NZ: Maori tribes planning utilization of 500 MW generation capacity
There could be large geothermal developments based on a recent settlement of historic claims by Maori tribes in the North Island of New Zealand. Tribes part of the settlement are looking to create a geothermal power company that could utilize a 500 MW generation capacity in the land being returned.
Reported in New Zealand, there could be large geothermal developments based on a recent settlement of historic claims by Maori tribes on the North Island of New Zealand. Tribes part of the settlement are looking to create a geothermal power company that could utilize a 500 MW generation capacity in the land being returned.
“Maori are looking to create a NZ$2 billion (US$ 1.3 bn) geothermal power generation company off the back of this week’s NZ$500 million (US$ 323 million) Central North Island Treelords settlement.
Consultants employed to investigate business opportunities by the eight iwi involved in the deal say Maori could be responsible for generating 10 to 20 per cent of New Zealand’s electricity within five to 10 years.
Definition of “iwi”: “Means tribe, people: an iwi authority can refer to any group which legitimately represents Maaori tribal interests.” (source: ew.govt.nz) The treelord settlements are settlements on historical claims by the Maori people in New Zealand.
The consultants, led by former Treasury adviser Pelenato Sakalia, based assessments on untapped geothermal resources beneath the 170,000 hectares of forest land around Lake Taupo and in Bay of Plenty which is part of the deal.
The total forest land to be handed over including the Kaingaroa, Waimihia, Crater, Horohoro, Pureora South, Taurewa and Whakarewarewa forests represents an area about 20 times the size of Wellington Harbour.
The deal also involves about NZ$280 million (US$ 180 million) to be divvied among the eight iwi from Crown Forestry Rental Trust bank accounts.
The official handover ceremony for the largest Treaty settlement will be held at Ngati Tuwharetoa’s Waihi Marae on the south-western shore of Lake Taupo on Saturday.
In a report published by the CNI group, the consultants said annual cashflow returns of NZ$170m to NZ$200m a year from a CNI Maori power company were achievable.
For Maori to enjoy the projected windfall, they would need to take a CNI collective key ownership role rather than being dominated by existing geothermal power company generators such as Mighty River Power or Contact Energy in joint ventures, the consultants say.
“Research indicates there is 0.5 GW undeveloped geothermal generation capacity beneath iwi-owned land in the CNI.
“This 0.5GW alone could supply approximately 8 per cent of New Zealand’s future power demand,” the report stated.
Energy Minister Gerry Brownlee said he would welcome Maori investment in the geothermal sector if that was how they wanted to invest settlement money.
“The geothermal resource is far from fully utilised on the North Island central plateau.”
Power companies Mighty River Power which already has four joint venture agreements with Maori and Contact Energy are lining up wanting to speak with the soon-to-be cashed-up geothermal resource-owning Maori.
Mighty River chief executive Doug Heffernan said Maori wanted to invest in power companies.
“We understand the CNI settlement will escalate the level of interest in looking at co-ownership models.
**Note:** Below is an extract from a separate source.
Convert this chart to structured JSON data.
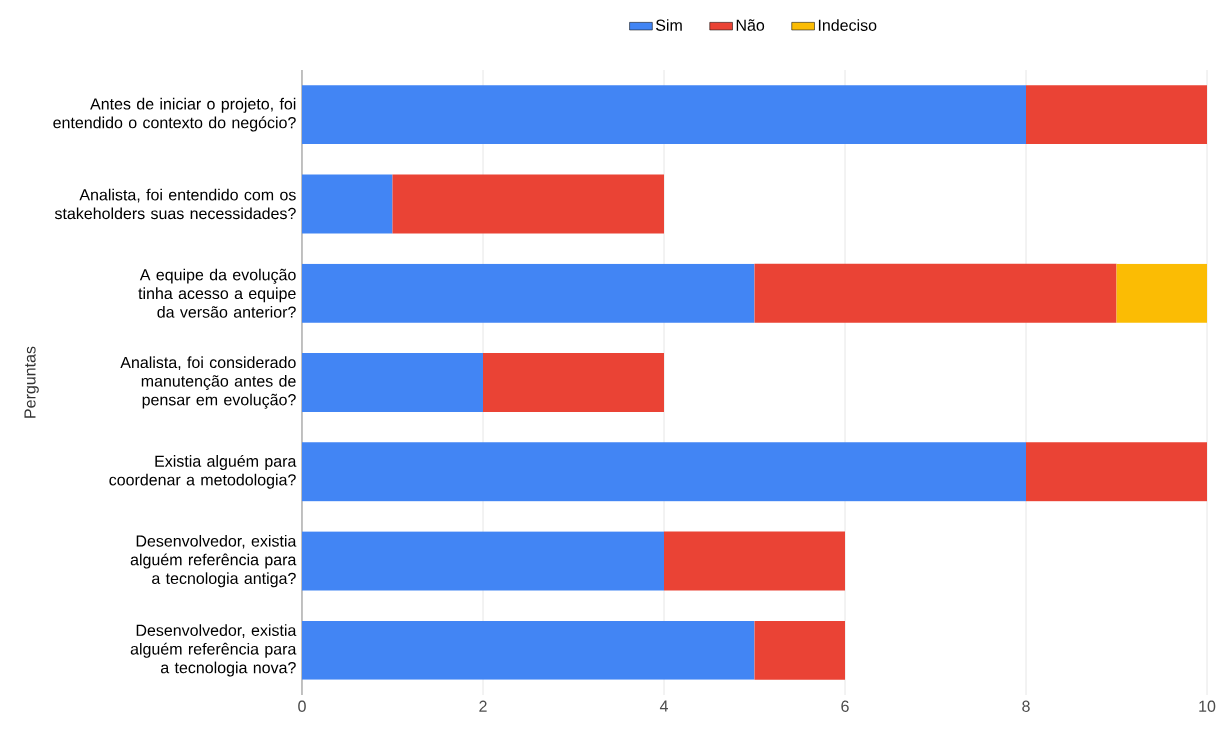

We are very open to those discussions.”
Contact Energy spokesman Jonathan Hill said his company would also like to discuss joint-venture proposals with Maori resource owners.
Maori are already key players in geothermal generation, with the biggest operator being the Taupo-based Tuaropaki Power Company, which has a 75 per cent share in the 113MW Mokai station. Mighty River has a 25 per cent share.
The Tauhara North No2 Trust has a quarter share in the NZ$450m 32MW Nga Awa Purua geothermal power station, under construction 14km north of Taupo.
Trust chief executive Aroha Campbell said she had had recent discussions with CNI representatives.
“We were happy to talk with the CNI people. We all need to work together to make it happen.”
CNI representatives including Tuwharetoa chief Tumu te Heuheu and George Asher could not be reached for comment. Mr Asher, a key figure in the settlement negotiations, is chief executive of Lake Taupo Forest Trust.”